People are more inclined these to complain that men need to “man up” and get married, but it is important to consider what the incentives are for men. Are we doing a good job of educating men with practical skills, encouraging job creators with lower taxes and less regulation, and lowering the legal risks of marriage for men? Are we encouraging women to understand men and to respect them, which is the main thing that men are looking for in a marriage? Are we encouraging women to be chaste so that men are encouraged to perform at a higher level to earn a woman’s commitment to him in marriage? If we are not giving men incentives to marry – or even to cohabitate – then we mustn’t be surprised when men decide that other things are more rewarding than marriage.
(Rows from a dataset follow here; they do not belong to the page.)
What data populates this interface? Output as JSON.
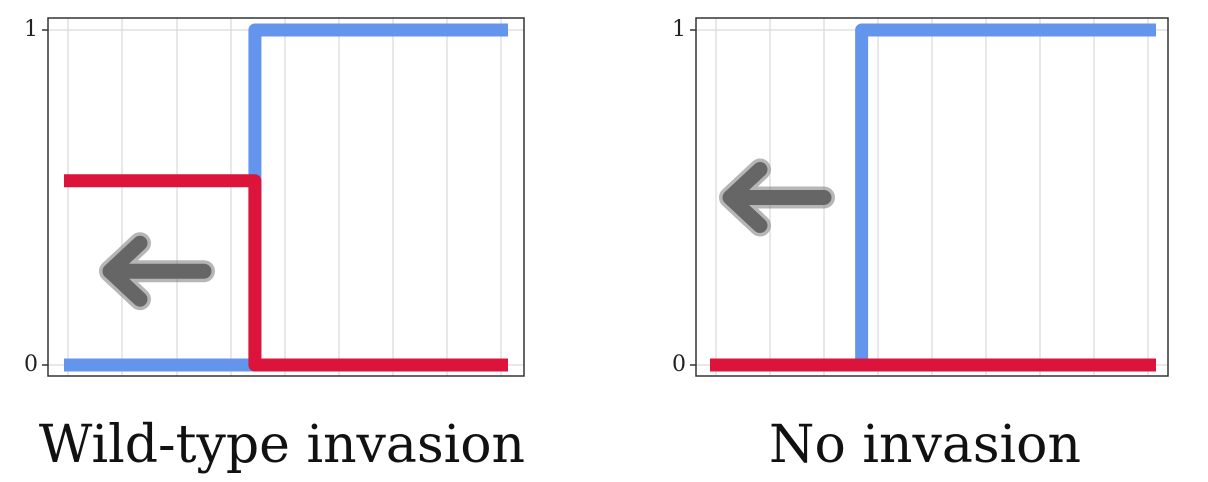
{
  "chart_data": [
    {
      "type": "line",
      "title": "Wild-type invasion",
      "xlabel": "",
      "ylabel": "",
      "yticks": [
        "0",
        "1"
      ],
      "ylim": [
        0,
        1
      ],
      "xlim": [
        0,
        1
      ],
      "grid": true,
      "arrow": {
        "direction": "left",
        "color": "#666666",
        "y": 0.28
      },
      "series": [
        {
          "color": "#6495ED",
          "x": [
            0,
            0.43,
            0.43,
            1
          ],
          "y": [
            0,
            0,
            1,
            1
          ]
        },
        {
          "color": "#DC143C",
          "x": [
            0,
            0.43,
            0.43,
            1
          ],
          "y": [
            0.55,
            0.55,
            0,
            0
          ]
        }
      ]
    },
    {
      "type": "line",
      "title": "No invasion",
      "xlabel": "",
      "ylabel": "",
      "yticks": [
        "0",
        "1"
      ],
      "ylim": [
        0,
        1
      ],
      "xlim": [
        0,
        1
      ],
      "grid": true,
      "arrow": {
        "direction": "left",
        "color": "#666666",
        "y": 0.5
      },
      "series": [
        {
          "color": "#6495ED",
          "x": [
            0.34,
            0.34,
            1
          ],
          "y": [
            0,
            1,
            1
          ]
        },
        {
          "color": "#DC143C",
          "x": [
            0,
            1
          ],
          "y": [
            0,
            0
          ]
        }
      ]
    }
  ]
}
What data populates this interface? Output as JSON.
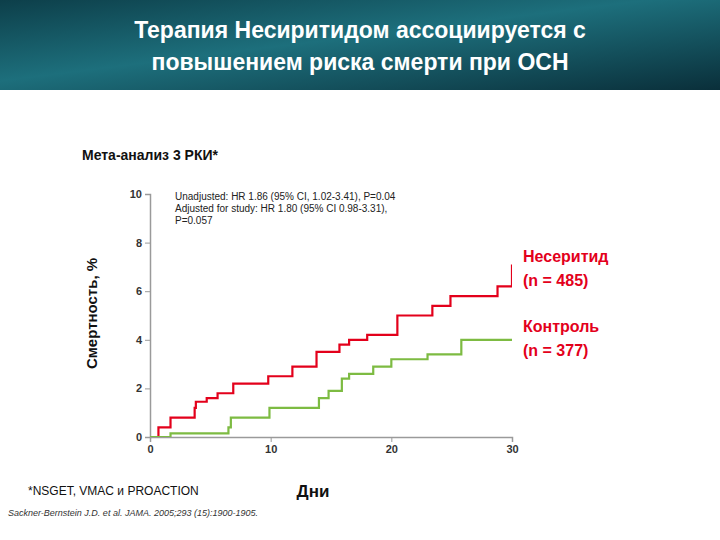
{
  "chart_data": {
    "type": "line",
    "line_style": "step",
    "title": [
      "Терапия Несиритидом ассоциируется  с",
      "повышением  риска смерти при ОСН"
    ],
    "subtitle": "Мета-анализ 3 РКИ*",
    "annotations": [
      "Unadjusted: HR 1.86 (95% CI, 1.02-3.41), P=0.04",
      "Adjusted for study: HR 1.80 (95% CI 0.98-3.31),",
      "P=0.057"
    ],
    "x_label": "Дни",
    "y_label": "Смертность, %",
    "footnote": "*NSGET, VMAC и PROACTION",
    "source": "Sackner-Bernstein J.D. et al. JAMA. 2005;293 (15):1900-1905.",
    "xlim": [
      0,
      30
    ],
    "ylim": [
      0,
      10
    ],
    "xticks": [
      0,
      10,
      20,
      30
    ],
    "yticks": [
      0,
      2,
      4,
      6,
      8,
      10
    ],
    "grid": false,
    "series": [
      {
        "name": "Несеритид (n = 485)",
        "color": "#e3001b",
        "x": [
          0,
          0.7,
          1.7,
          3.7,
          3.8,
          4.7,
          5.6,
          6.9,
          9.8,
          11.8,
          13.8,
          15.7,
          16.5,
          18,
          20.5,
          23.4,
          24.9,
          28.8,
          30
        ],
        "values": [
          0,
          0.4,
          0.8,
          1.2,
          1.45,
          1.6,
          1.8,
          2.2,
          2.5,
          2.9,
          3.5,
          3.8,
          4.0,
          4.2,
          5.0,
          5.4,
          5.8,
          6.2,
          7.1
        ]
      },
      {
        "name": "Контроль (n = 377)",
        "color": "#7dbb42",
        "x": [
          0,
          1.7,
          6.5,
          6.7,
          9.9,
          14,
          14.8,
          15.9,
          16.5,
          18.5,
          20,
          23,
          25.8,
          30
        ],
        "values": [
          0,
          0.15,
          0.4,
          0.8,
          1.2,
          1.6,
          1.9,
          2.4,
          2.6,
          2.9,
          3.2,
          3.4,
          4.0,
          4.0
        ]
      }
    ]
  }
}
Obama: 25% fewer male graduates than female graduates is a great accomplishment

From CNS News.

Excerpt:

In an op-ed published Saturday in Newsweek, President Barack Obama marked the 40th anniversary of the enactment of Title IX–which bars gender discrimination in education—and noted that more women in the United States are now graduating from college than men, which he characterized as “a great accomplishment” for the nation.

“In fact, more women as a whole now graduate from college than men,”Obama wrote. “This is a great accomplishment—not just for one sport or one college or even just for women but for America. And this is what Title IX is all about.”
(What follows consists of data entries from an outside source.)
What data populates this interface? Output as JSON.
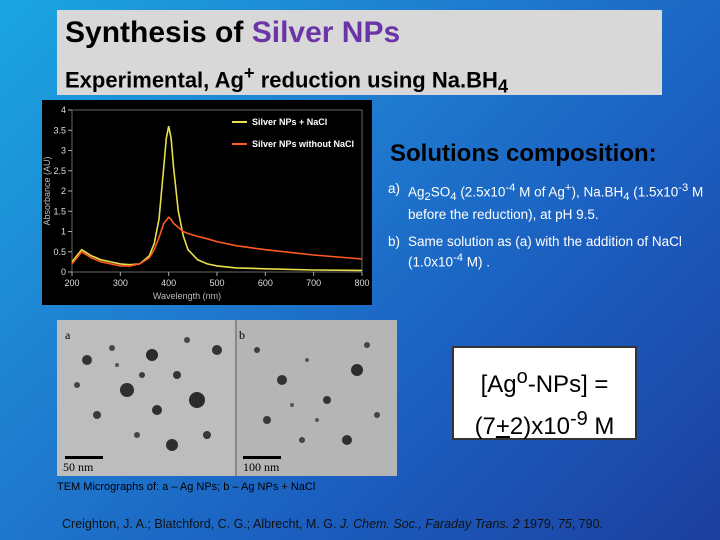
{
  "title": {
    "line1_prefix": "Synthesis of ",
    "line1_highlight": "Silver NPs",
    "line2_pre": "Experimental,  Ag",
    "line2_sup": "+",
    "line2_mid": " reduction using Na.BH",
    "line2_sub": "4"
  },
  "chart_data": {
    "type": "line",
    "xlabel": "Wavelength (nm)",
    "ylabel": "Absorbance (AU)",
    "xlim": [
      200,
      800
    ],
    "ylim": [
      0,
      4
    ],
    "x_ticks": [
      200,
      300,
      400,
      500,
      600,
      700,
      800
    ],
    "y_ticks": [
      0,
      0.5,
      1,
      1.5,
      2,
      2.5,
      3,
      3.5,
      4
    ],
    "legend_position": "top-right",
    "series": [
      {
        "name": "Silver NPs + NaCl",
        "color": "#e8e04a",
        "x": [
          200,
          220,
          240,
          260,
          280,
          300,
          320,
          340,
          360,
          370,
          380,
          390,
          395,
          400,
          405,
          410,
          420,
          430,
          440,
          460,
          480,
          500,
          540,
          600,
          700,
          800
        ],
        "y": [
          0.25,
          0.55,
          0.4,
          0.3,
          0.25,
          0.2,
          0.18,
          0.2,
          0.4,
          0.7,
          1.3,
          2.6,
          3.3,
          3.6,
          3.3,
          2.6,
          1.5,
          0.9,
          0.55,
          0.3,
          0.2,
          0.15,
          0.1,
          0.08,
          0.05,
          0.04
        ]
      },
      {
        "name": "Silver NPs without NaCl",
        "color": "#ff5a1f",
        "x": [
          200,
          220,
          240,
          260,
          280,
          300,
          320,
          340,
          360,
          370,
          380,
          390,
          400,
          405,
          410,
          420,
          430,
          440,
          460,
          480,
          500,
          540,
          600,
          700,
          800
        ],
        "y": [
          0.2,
          0.5,
          0.35,
          0.25,
          0.2,
          0.15,
          0.15,
          0.2,
          0.35,
          0.55,
          0.85,
          1.2,
          1.35,
          1.3,
          1.2,
          1.1,
          1.0,
          0.95,
          0.88,
          0.82,
          0.75,
          0.65,
          0.55,
          0.42,
          0.32
        ]
      }
    ]
  },
  "solutions": {
    "heading": "Solutions composition:",
    "item_a": {
      "mark": "a)",
      "t1": "Ag",
      "s1": "2",
      "t2": "SO",
      "s2": "4",
      "t3": " (2.5x10",
      "p1": "-4",
      "t4": " M of Ag",
      "p2": "+",
      "t5": "), Na.BH",
      "s3": "4",
      "t6": " (1.5x10",
      "p3": "-3",
      "t7": " M before the reduction), at pH 9.5."
    },
    "item_b": {
      "mark": "b)",
      "t1": "Same solution as (a) with the addition of NaCl (1.0x10",
      "p1": "-4",
      "t2": " M) ."
    }
  },
  "tem": {
    "label_a": "a",
    "label_b": "b",
    "scale_a": "50 nm",
    "scale_b": "100 nm",
    "caption": "TEM Micrographs of: a – Ag NPs; b – Ag NPs + NaCl"
  },
  "concentration": {
    "line1_pre": "[Ag",
    "line1_sup": "o",
    "line1_post": "-NPs] =",
    "line2_pre": "(7",
    "line2_pm": "+",
    "line2_mid": "2)x10",
    "line2_sup": "-9",
    "line2_post": " M"
  },
  "citation": {
    "authors": "Creighton, J. A.; Blatchford, C. G.; Albrecht, M. G. ",
    "journal": "J. Chem. Soc., Faraday Trans. 2",
    "year": " 1979, ",
    "volume": "75",
    "pages": ", 790."
  }
}
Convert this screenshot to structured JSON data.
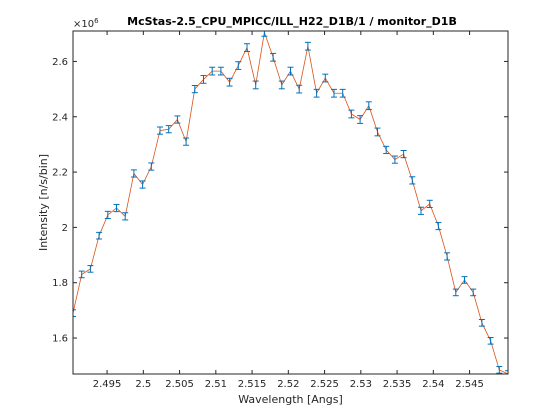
{
  "chart_data": {
    "type": "line",
    "title": "McStas-2.5_CPU_MPICC/ILL_H22_D1B/1 / monitor_D1B",
    "xlabel": "Wavelength [Angs]",
    "ylabel": "Intensity [n/s/bin]",
    "y_exponent_base": "×10",
    "y_exponent_power": "6",
    "xlim": [
      2.4903,
      2.5503
    ],
    "ylim": [
      1.47,
      2.71
    ],
    "grid": false,
    "x_ticks": [
      2.495,
      2.5,
      2.505,
      2.51,
      2.515,
      2.52,
      2.525,
      2.53,
      2.535,
      2.54,
      2.545
    ],
    "x_tick_labels": [
      "2.495",
      "2.5",
      "2.505",
      "2.51",
      "2.515",
      "2.52",
      "2.525",
      "2.53",
      "2.535",
      "2.54",
      "2.545"
    ],
    "y_ticks": [
      1.6,
      1.8,
      2.0,
      2.2,
      2.4,
      2.6
    ],
    "y_tick_labels": [
      "1.6",
      "1.8",
      "2",
      "2.2",
      "2.4",
      "2.6"
    ],
    "colors": {
      "line": "#d95319",
      "errorbar": "#0072bd",
      "axes": "#262626"
    },
    "series": [
      {
        "x": [
          2.4903,
          2.4915,
          2.4927,
          2.4939,
          2.4951,
          2.4963,
          2.4975,
          2.4987,
          2.4999,
          2.5011,
          2.5023,
          2.5035,
          2.5047,
          2.5059,
          2.5071,
          2.5083,
          2.5095,
          2.5107,
          2.5119,
          2.5131,
          2.5143,
          2.5155,
          2.5167,
          2.5179,
          2.5191,
          2.5203,
          2.5215,
          2.5227,
          2.5239,
          2.5251,
          2.5263,
          2.5275,
          2.5287,
          2.5299,
          2.5311,
          2.5323,
          2.5335,
          2.5347,
          2.5359,
          2.5371,
          2.5383,
          2.5395,
          2.5407,
          2.5419,
          2.5431,
          2.5443,
          2.5455,
          2.5467,
          2.5479,
          2.5491,
          2.5503
        ],
        "y": [
          1.69,
          1.83,
          1.85,
          1.97,
          2.045,
          2.07,
          2.04,
          2.195,
          2.155,
          2.22,
          2.35,
          2.355,
          2.39,
          2.31,
          2.5,
          2.535,
          2.565,
          2.565,
          2.525,
          2.585,
          2.65,
          2.515,
          2.705,
          2.615,
          2.515,
          2.565,
          2.5,
          2.655,
          2.485,
          2.54,
          2.485,
          2.485,
          2.41,
          2.39,
          2.44,
          2.345,
          2.28,
          2.245,
          2.265,
          2.17,
          2.06,
          2.085,
          2.005,
          1.895,
          1.765,
          1.81,
          1.765,
          1.655,
          1.59,
          1.485,
          1.47
        ],
        "err": [
          0.012,
          0.012,
          0.012,
          0.012,
          0.013,
          0.013,
          0.013,
          0.013,
          0.013,
          0.013,
          0.013,
          0.013,
          0.013,
          0.013,
          0.013,
          0.014,
          0.014,
          0.014,
          0.014,
          0.014,
          0.014,
          0.014,
          0.014,
          0.014,
          0.014,
          0.014,
          0.014,
          0.014,
          0.014,
          0.014,
          0.014,
          0.014,
          0.014,
          0.014,
          0.014,
          0.014,
          0.013,
          0.013,
          0.013,
          0.013,
          0.013,
          0.013,
          0.013,
          0.013,
          0.012,
          0.012,
          0.012,
          0.012,
          0.012,
          0.012,
          0.012
        ]
      }
    ]
  }
}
According to the Census Bureau, 685,000 men and 916,000 women graduated from college in 2009 (the latest year for which statistics have been published). That means 25 percent fewer men received college degrees than women.

And:

In the nationwide collegiate class of 1975, which started college before Title IX was implemented, the males graduating from college outnumbered females, 505,000 to 418,000–meaning 17 percent fewer women graduated than men.

By 1985, according to Census Bureau data, the number of women graduating from college each year was outstripping the number of men. In that year, about 497,000 women graduated from college and 483,000 men. That gave women a margin over men of almost 3 percent.

In every year since 1985, according to the Census Bureau, women have outnumbered men in graduating from college, with women dramatically expanding their advantage over men in receiving college diplomas to the 25 percent advantage they achieved in 2009.

In his Newsweek op-ed, President Obama said Title IX helped America ensure what he called “equal education.”

It’s important to understand that the widespread unwillingness of men to get married, and their inability to provide for a family if they are married, have been caused by specific policies and laws, and not by a deficiency of “manhood”. From no-fault divorce to normalizing premarital sex to biased domestic violence laws to higher tax rates to false  accusations to discrimination in education to discrimination in hiring, and beyond – men are being actively discouraged and prevented from taking on the traditional role of being sole provider for their families. Pastors who expect to reverse this trend have to do more than resort to bellowing two-word slogans (“Man Up!”) at the dwindling numbers of men in their churches. This marriage strike problem is caused by policies and laws, and it requires a political and legal response.

Christians should be especially concerned about the presence of fathers in the home, given the evidence I blogged about before showing how the presence of quality fathers is essential for passing Christian beliefs on to children. Churches need to ask themselves tough questions: Are we teaching women how to choose men based on practical concerns and proven abilities in our churches? And are we doing a good job of attracting men to churches by promoting the masculine, practical aspects of Christianity that men like – like science, apologetics debates, economics and foreign policy?

Why is this weakening of men’s ability to graduate and get jobs a priority of the left? The left is dominated by feminist thought, and they do not want men having different roles than women in the home. It’s sad that many men who are ignorant of these threats to male leadership go along with it and then find out too late what the effects of their feminist sympathies are.